Zustande kam der seltene Kontakt – „El Chapo“ hatte vorher noch nie ein Interview gewährt – durch Kate del Castillo. In der in Mexiko populären Seifen-Oper „Die Königin des Südens“ spielte sie lange selbst eine Drogen-Händlerin. Über Twitter sicherte sie sich die Gunst „El Chapos“, indem sie sich gegen korrupte Politiker in Mexiko aussprach und den Kartell-Boss aufforderte, künftig mit „Liebe“ statt mit Drogen zu handeln. „El Chapo“ ließ ihr später dafür Blumen schicken.

Penn berichtet, dass nach der Inhaftierung Guzmáns 2014 in Altiplano diverse Hollywood-Studios an die Anwälte des Groß-Gangsters herangetreten seien, um die Film-Rechte über das bewegte Leben des aus tiefster Armut zu einem Privatvermögen von über einer Milliarde Dollar gekommenen Mannes zu erlangen. „El Chapo“ habe darüber nur mit besagter Kate del Castillo reden wollen. Bei der von Dutzenden bewaffneten Leibwächtern beschützten Begegnung mit dem Drogenbaron stieß Sean Penn nach eigener Beschreibung auf einen höflichen, zurückhaltenden Mann.

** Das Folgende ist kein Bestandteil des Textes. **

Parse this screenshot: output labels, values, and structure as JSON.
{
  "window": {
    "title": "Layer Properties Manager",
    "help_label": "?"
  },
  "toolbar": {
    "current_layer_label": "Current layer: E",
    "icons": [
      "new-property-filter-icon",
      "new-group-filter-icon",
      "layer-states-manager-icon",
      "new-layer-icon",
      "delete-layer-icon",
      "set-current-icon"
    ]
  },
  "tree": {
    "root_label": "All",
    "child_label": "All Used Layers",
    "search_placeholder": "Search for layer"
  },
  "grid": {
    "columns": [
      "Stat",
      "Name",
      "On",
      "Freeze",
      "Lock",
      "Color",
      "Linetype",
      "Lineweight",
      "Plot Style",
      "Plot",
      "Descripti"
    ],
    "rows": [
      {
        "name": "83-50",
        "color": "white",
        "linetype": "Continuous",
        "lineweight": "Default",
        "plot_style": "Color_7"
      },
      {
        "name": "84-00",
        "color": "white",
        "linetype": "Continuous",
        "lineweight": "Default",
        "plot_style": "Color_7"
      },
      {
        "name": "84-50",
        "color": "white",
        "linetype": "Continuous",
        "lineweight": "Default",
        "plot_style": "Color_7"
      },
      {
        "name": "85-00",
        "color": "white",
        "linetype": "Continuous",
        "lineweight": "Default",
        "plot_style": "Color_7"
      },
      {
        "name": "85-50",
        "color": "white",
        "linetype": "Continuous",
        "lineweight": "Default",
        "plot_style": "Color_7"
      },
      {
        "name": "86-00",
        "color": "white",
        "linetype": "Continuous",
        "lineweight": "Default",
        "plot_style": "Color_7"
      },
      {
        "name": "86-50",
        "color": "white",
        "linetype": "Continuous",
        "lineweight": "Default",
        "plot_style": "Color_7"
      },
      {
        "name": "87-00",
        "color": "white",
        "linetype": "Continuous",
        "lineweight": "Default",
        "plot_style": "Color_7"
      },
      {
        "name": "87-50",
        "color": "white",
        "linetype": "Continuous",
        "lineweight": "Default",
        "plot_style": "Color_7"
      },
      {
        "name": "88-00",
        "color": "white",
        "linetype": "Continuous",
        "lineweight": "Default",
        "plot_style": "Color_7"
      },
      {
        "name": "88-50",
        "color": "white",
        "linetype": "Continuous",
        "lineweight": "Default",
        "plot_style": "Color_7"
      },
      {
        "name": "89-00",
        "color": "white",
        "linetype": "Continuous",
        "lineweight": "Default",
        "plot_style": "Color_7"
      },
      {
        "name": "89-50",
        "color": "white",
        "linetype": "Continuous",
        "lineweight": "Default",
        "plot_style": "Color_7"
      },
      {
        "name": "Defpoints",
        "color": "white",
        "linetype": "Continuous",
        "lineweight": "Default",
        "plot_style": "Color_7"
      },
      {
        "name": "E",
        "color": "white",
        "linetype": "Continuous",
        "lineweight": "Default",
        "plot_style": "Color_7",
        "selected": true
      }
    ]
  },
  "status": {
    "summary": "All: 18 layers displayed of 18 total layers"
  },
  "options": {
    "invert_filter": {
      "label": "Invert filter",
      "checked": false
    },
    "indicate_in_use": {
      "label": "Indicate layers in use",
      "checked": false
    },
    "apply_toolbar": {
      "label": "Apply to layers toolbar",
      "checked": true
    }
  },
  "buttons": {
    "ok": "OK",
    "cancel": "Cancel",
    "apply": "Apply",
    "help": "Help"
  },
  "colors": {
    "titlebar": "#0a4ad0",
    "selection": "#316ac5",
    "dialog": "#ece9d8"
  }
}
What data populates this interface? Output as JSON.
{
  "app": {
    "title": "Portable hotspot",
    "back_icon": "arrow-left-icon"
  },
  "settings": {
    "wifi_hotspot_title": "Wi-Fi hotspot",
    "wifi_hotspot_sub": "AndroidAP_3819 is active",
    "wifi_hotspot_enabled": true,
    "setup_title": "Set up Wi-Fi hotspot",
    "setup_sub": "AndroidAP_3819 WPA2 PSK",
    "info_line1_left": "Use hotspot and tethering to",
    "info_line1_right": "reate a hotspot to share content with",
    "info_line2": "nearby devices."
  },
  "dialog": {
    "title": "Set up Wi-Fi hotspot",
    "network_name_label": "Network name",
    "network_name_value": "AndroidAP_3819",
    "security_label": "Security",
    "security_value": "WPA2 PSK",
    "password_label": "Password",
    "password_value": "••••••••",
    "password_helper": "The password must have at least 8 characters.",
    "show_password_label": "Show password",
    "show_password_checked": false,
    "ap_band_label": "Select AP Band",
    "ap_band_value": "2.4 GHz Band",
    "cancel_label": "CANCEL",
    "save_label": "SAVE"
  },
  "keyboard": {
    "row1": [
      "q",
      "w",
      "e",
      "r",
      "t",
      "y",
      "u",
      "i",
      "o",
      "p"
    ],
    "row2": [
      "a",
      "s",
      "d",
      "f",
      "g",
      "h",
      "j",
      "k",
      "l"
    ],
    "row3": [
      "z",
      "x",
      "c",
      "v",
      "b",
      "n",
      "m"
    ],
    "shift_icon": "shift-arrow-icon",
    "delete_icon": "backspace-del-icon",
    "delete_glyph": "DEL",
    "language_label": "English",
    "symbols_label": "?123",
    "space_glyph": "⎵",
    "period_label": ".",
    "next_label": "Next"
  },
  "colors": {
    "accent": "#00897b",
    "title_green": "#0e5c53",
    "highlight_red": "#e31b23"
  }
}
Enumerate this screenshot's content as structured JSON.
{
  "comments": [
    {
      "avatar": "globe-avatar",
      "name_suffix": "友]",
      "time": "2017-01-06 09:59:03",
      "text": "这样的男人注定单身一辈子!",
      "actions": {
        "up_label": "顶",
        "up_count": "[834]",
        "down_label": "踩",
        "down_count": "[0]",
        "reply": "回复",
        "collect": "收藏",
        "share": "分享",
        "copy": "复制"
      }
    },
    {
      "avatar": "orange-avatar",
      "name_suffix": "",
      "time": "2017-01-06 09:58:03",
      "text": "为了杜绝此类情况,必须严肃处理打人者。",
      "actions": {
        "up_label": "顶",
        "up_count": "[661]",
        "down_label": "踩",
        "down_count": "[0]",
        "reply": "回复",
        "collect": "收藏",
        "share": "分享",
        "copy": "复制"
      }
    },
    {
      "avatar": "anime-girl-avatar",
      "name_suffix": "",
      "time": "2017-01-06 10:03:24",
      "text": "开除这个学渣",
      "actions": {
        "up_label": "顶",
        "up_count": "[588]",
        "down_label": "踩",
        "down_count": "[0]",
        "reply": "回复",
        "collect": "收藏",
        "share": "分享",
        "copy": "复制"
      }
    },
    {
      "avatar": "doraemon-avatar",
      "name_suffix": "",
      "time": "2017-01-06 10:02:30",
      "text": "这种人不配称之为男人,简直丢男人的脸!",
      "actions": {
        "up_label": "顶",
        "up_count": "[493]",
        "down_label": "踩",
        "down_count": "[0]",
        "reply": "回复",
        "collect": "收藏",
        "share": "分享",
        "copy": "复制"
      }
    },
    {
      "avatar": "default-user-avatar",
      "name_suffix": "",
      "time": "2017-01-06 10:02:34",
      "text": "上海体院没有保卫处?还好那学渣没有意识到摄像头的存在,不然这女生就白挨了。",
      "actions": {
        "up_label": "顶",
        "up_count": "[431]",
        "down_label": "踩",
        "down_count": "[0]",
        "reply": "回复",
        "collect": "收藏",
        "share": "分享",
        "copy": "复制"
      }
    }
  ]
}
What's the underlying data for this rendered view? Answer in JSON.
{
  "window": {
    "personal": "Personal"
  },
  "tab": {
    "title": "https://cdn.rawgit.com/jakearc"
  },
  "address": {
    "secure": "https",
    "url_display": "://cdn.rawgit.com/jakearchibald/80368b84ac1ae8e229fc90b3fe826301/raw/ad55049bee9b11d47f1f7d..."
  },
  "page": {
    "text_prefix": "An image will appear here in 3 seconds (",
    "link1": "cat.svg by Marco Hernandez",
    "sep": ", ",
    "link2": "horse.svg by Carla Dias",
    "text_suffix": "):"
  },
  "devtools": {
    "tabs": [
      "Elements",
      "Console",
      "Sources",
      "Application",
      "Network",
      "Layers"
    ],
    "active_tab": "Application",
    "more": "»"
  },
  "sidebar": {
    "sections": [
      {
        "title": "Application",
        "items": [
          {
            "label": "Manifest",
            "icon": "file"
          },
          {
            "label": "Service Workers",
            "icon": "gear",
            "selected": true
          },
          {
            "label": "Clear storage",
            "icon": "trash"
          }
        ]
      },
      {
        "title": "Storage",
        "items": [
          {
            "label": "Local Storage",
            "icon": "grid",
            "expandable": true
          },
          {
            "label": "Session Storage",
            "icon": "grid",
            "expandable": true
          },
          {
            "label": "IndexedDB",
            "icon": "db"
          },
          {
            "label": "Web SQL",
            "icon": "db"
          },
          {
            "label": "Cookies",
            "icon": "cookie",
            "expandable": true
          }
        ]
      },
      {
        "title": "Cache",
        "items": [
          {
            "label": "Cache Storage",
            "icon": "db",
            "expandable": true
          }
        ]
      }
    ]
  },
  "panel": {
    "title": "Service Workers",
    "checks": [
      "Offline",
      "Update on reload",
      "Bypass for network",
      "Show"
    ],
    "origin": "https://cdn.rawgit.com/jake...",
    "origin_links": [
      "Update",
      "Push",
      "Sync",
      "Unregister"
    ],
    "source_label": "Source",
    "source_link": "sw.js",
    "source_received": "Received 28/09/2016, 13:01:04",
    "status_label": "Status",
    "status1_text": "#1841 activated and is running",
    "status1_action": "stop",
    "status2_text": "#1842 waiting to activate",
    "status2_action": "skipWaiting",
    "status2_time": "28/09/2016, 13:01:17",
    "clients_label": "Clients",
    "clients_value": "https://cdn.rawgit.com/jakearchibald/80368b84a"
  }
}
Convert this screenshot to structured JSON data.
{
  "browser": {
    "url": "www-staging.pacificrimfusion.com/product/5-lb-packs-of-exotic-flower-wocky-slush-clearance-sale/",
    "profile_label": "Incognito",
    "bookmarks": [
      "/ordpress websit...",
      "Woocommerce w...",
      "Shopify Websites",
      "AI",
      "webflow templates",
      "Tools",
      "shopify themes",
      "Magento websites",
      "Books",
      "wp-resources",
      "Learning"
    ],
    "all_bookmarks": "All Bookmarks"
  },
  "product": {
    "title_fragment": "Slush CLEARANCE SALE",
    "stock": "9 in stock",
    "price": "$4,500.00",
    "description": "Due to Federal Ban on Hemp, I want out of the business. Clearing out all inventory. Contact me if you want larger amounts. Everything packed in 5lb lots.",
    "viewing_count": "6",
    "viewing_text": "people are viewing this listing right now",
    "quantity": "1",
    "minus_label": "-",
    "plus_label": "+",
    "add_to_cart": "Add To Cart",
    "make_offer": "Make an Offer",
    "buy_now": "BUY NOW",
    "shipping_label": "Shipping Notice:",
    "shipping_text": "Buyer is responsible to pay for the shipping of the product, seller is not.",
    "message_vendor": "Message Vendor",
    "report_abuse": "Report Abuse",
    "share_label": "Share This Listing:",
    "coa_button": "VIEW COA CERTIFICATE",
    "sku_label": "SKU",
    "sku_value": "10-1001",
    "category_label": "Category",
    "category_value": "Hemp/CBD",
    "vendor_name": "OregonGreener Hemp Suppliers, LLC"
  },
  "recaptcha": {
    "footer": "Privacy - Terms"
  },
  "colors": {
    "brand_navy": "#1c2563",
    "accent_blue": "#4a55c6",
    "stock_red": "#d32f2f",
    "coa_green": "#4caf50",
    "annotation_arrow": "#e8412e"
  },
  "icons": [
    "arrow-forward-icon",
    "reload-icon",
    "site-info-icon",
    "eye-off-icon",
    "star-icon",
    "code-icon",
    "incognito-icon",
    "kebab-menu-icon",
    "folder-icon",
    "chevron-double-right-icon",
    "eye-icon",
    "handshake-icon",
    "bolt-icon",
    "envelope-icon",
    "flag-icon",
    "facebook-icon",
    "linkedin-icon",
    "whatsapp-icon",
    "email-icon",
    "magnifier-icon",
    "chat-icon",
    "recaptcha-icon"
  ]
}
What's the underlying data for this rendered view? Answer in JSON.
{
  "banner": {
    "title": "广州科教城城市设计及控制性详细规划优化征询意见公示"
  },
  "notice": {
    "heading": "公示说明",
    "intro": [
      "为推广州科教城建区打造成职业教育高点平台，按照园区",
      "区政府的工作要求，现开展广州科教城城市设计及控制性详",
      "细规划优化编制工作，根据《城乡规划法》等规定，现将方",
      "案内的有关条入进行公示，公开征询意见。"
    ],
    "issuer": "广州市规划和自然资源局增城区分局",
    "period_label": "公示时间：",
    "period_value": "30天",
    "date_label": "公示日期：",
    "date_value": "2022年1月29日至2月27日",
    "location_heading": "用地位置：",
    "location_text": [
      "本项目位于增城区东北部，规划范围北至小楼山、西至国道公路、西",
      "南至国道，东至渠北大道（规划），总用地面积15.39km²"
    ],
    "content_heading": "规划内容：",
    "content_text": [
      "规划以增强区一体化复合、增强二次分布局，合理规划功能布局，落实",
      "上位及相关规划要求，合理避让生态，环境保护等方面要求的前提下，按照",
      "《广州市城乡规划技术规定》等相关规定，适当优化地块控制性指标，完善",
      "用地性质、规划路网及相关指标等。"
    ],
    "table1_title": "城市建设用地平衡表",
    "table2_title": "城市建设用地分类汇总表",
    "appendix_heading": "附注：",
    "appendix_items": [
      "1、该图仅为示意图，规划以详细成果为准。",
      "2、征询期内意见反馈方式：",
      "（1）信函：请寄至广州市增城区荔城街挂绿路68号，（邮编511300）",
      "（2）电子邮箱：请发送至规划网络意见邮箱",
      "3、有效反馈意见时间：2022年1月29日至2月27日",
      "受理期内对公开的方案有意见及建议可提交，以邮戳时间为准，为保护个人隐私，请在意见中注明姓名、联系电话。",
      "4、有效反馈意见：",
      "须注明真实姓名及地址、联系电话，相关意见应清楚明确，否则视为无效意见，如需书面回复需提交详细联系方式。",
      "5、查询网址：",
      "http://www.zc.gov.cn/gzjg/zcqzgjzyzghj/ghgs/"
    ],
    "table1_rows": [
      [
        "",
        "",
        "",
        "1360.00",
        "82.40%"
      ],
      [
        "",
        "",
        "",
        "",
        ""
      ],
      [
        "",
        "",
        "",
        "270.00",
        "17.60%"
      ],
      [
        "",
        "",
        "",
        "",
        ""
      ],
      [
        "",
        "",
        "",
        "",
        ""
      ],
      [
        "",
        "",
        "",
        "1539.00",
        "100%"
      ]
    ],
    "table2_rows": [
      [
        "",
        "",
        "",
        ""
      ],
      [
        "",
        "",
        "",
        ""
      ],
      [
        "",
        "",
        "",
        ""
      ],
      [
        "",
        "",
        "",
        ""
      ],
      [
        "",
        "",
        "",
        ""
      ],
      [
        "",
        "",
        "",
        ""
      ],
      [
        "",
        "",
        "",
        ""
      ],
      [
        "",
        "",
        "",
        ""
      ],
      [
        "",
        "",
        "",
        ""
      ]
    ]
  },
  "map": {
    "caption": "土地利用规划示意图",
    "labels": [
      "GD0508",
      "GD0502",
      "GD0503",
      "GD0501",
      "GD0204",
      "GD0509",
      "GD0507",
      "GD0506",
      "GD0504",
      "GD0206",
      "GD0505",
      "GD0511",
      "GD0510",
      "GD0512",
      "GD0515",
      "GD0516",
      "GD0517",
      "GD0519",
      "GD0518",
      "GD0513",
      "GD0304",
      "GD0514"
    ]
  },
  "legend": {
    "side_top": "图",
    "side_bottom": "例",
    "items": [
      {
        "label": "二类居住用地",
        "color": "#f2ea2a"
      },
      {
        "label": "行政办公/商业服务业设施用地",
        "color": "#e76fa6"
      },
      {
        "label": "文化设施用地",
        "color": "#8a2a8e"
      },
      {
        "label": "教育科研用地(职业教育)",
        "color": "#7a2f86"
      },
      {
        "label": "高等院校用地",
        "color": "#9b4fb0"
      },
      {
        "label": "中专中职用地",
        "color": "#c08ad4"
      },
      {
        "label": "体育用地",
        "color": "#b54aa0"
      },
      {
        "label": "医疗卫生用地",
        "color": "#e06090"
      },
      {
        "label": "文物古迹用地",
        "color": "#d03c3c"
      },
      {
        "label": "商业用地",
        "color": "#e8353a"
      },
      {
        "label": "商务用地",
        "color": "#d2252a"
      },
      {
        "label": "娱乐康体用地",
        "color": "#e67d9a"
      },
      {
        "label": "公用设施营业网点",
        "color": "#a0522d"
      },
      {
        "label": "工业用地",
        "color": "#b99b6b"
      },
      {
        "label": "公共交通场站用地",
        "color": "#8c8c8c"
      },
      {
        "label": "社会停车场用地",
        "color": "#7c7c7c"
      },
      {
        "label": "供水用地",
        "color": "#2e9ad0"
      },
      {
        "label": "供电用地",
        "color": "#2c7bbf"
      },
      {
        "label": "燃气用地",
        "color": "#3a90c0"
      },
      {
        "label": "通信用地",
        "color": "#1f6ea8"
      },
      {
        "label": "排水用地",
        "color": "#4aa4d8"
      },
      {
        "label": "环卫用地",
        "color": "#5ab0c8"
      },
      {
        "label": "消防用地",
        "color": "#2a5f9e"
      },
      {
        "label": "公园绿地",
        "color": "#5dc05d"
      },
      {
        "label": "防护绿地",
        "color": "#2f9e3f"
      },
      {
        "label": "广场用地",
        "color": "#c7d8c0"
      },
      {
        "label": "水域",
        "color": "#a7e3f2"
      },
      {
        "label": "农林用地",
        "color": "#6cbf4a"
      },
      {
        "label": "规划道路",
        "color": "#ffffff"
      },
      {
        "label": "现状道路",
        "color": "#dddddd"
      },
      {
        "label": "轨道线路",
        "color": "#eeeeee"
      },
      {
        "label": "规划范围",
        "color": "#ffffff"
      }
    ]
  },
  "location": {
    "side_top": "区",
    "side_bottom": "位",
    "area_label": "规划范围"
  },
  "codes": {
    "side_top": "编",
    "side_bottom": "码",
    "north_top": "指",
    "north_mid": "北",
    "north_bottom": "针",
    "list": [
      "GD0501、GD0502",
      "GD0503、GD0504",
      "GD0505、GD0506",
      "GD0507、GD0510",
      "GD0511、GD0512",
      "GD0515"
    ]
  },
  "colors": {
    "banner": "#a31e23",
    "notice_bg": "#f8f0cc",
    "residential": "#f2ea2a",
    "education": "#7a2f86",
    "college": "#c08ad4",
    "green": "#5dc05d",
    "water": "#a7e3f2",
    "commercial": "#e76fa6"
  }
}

Anders als in vielen Medien anhand dokumentiert, hält sich „El Chapo“ nicht für gewalttätig. „Ich verteidige mich nur. Ich machen keinen Ärger.“ Außerdem sei er selbst clean. Drogen will „El Chapo“ zuletzt vor 20 Jahren angefasst haben.
Seinem milliardenschweren Geschäft sagte er unverändert blendende Zukunftsaussichten voraus. Auf der ganzen Welt, unabhängig von Religion oder politischem System, seien seine Produkte erwünscht.

Drohnen verfolgten das Treffen von „El Chapo“ und Sean Penn

Penn beschreibt in dem langen Selbsterfahrungsbericht, mehrfach sein Gefühl, dass die mexikanische Regierung und die US-Drogenfahndung DEA die Begegnung mit „El Chapo“ via Drohnen und Abhörtechniken mitverfolgen. Äußerungen der mexikanischen Generalstaatsanwältin Arely Gómez erhärten diesen Verdacht.
Der Wunsch des Drogenbosses, sein Leben verfilmen zu lassen und darum mit Produzenten und Schauspielern in Kontakt zu treten, sei ein zentraler Teil der Ermittlungen gewesen, sagte sie. So gesehen ist Sean Penn, ob freiwillig oder nicht, einer der erfolgreichsten amerikanischen Drogenfahnder aller Zeiten. Falls „El Chapo“ im Sommer tatsächlich an die USA ausgeliefert werden sollte, wo Staatsanwälte seit Jahren daran arbeiten, den Mann lebenslang hinter Gitter zu bringen, könnte es erneut zu einer Begegnung der beiden Männer kommen. Dann im Gerichtssaal.